Was aber passiert in diesem – auch noch extra komplizierten Fall: unser Rechtsdezernent legt eine „Oder“-Vorlage vor, die jetzt die – eigentlich juristische! – Entscheidung auf die ehrenamtlich tätigen Stadtverordneten verschiebt. Wir alle mögen jetzt entscheiden, ob die Begehren zulässig sind oder nicht! Dass jetzt jede Entscheidung von außen schnell als politisch motiviert gedeutet wird, kann ich niemandem verdenken. Fazit: durch dieses kontraproduktive Verhalten der Dezernatsleitung des Rechtsamtes rutscht die Entscheidung aus der juristischen Ebene in die Politik und setzt uns Stadtverordnete stark unter Druck. Da kann ich im Nachhinein nur froh sein, dass meine Fraktion eine eigene Stellungnahme hat fertigen lassen. Damit liegen uns heute juristisch starke Argumente als Entscheidungshilfe vor. Wobei ich mich schon wieder etwas fragen muss: wieso war das Rechtsamt nicht in der Lage, externe Expertise einzuholen?

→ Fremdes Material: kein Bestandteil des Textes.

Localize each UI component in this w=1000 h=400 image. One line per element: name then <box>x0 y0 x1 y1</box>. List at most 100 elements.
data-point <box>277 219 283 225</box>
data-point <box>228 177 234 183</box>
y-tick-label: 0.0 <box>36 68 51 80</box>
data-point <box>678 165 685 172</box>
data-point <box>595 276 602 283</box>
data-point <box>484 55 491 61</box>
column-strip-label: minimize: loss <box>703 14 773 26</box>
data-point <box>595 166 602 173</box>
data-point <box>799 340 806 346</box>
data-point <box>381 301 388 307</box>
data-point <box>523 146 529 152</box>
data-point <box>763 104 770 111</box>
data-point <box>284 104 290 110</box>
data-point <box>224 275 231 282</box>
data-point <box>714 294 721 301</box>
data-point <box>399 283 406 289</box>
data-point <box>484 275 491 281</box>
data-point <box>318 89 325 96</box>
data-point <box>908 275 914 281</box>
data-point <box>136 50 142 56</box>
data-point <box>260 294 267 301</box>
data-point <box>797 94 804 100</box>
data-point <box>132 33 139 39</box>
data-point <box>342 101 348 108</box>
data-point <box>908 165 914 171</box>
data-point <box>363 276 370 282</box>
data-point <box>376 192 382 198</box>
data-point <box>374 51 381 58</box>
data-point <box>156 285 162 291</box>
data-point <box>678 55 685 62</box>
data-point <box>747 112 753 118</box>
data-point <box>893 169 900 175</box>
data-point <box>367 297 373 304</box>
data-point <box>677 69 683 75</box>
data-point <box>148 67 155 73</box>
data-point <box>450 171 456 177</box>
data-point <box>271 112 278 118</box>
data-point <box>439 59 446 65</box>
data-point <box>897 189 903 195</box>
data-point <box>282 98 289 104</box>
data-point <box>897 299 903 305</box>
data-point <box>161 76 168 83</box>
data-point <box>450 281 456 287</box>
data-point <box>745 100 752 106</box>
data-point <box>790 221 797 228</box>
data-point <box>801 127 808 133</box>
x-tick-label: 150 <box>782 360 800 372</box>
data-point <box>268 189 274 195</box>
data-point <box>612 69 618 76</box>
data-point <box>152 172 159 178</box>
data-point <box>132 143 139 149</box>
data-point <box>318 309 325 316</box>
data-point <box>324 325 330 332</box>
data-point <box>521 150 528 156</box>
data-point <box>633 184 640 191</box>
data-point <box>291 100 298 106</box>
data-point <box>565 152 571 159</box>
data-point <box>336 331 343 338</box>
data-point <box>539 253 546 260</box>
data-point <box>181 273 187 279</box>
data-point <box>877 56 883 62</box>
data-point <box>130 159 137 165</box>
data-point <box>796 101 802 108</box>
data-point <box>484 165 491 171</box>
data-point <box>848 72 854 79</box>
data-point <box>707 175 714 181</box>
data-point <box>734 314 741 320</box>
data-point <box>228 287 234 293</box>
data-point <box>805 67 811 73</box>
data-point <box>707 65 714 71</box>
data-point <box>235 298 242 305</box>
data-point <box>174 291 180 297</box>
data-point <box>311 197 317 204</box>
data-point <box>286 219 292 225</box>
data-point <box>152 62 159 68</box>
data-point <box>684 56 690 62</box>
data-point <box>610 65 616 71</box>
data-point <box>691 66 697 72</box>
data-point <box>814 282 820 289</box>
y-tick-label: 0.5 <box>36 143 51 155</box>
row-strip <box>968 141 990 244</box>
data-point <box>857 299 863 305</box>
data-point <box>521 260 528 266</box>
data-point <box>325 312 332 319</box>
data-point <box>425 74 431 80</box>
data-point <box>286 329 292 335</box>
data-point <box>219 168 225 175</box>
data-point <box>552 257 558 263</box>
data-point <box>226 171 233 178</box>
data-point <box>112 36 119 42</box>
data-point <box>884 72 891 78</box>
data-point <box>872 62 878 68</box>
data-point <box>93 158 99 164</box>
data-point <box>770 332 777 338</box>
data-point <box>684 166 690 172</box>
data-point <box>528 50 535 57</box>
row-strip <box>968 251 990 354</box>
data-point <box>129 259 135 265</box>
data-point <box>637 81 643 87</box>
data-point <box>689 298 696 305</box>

Liebe Kolleginnen und Kollegen, wir Grüne kommen somit zu folgenden Schlüssen, was unser Abstimmungsverhalten betrifft:

A: zum Vertreterbegehren

  • wir stimmen grundsätzlich einem Vertreterbegehren zu
  • die Durchführung eines Vertreterbegehrens setzt drei Kernelemente der Bürgerinformation und Bürgerbeteiligung zeitlich und voraus:
  1. das Vorliegen einer Planung, die der Bürgerschaft vollständig Planungsinhalt, Folgenabschätzung und Problembewältigung zeigt
  2. die durchgeführte Information der Bürgerschaft darüber
  3. die Einordnung in das Leitbild des Verkehrs in Wiesbaden, verbunden mit vorausgegangener Bürgerbeteiligung zu diesem Themenkomplex mit Prüfung und Abwägung von Alternativen zur Citybahn
  • Es gilt der Grundsatz Gründlichkeit vor Schnelligkeit

B: Zur Entscheidung der Zulässigkeit vorliegenden Bürgerbegehren

 

Auf der Basis der uns vorliegenden juristischen Entscheidungshilfen werden wir beide Bürgerbegehren als unzulässig ablehnen.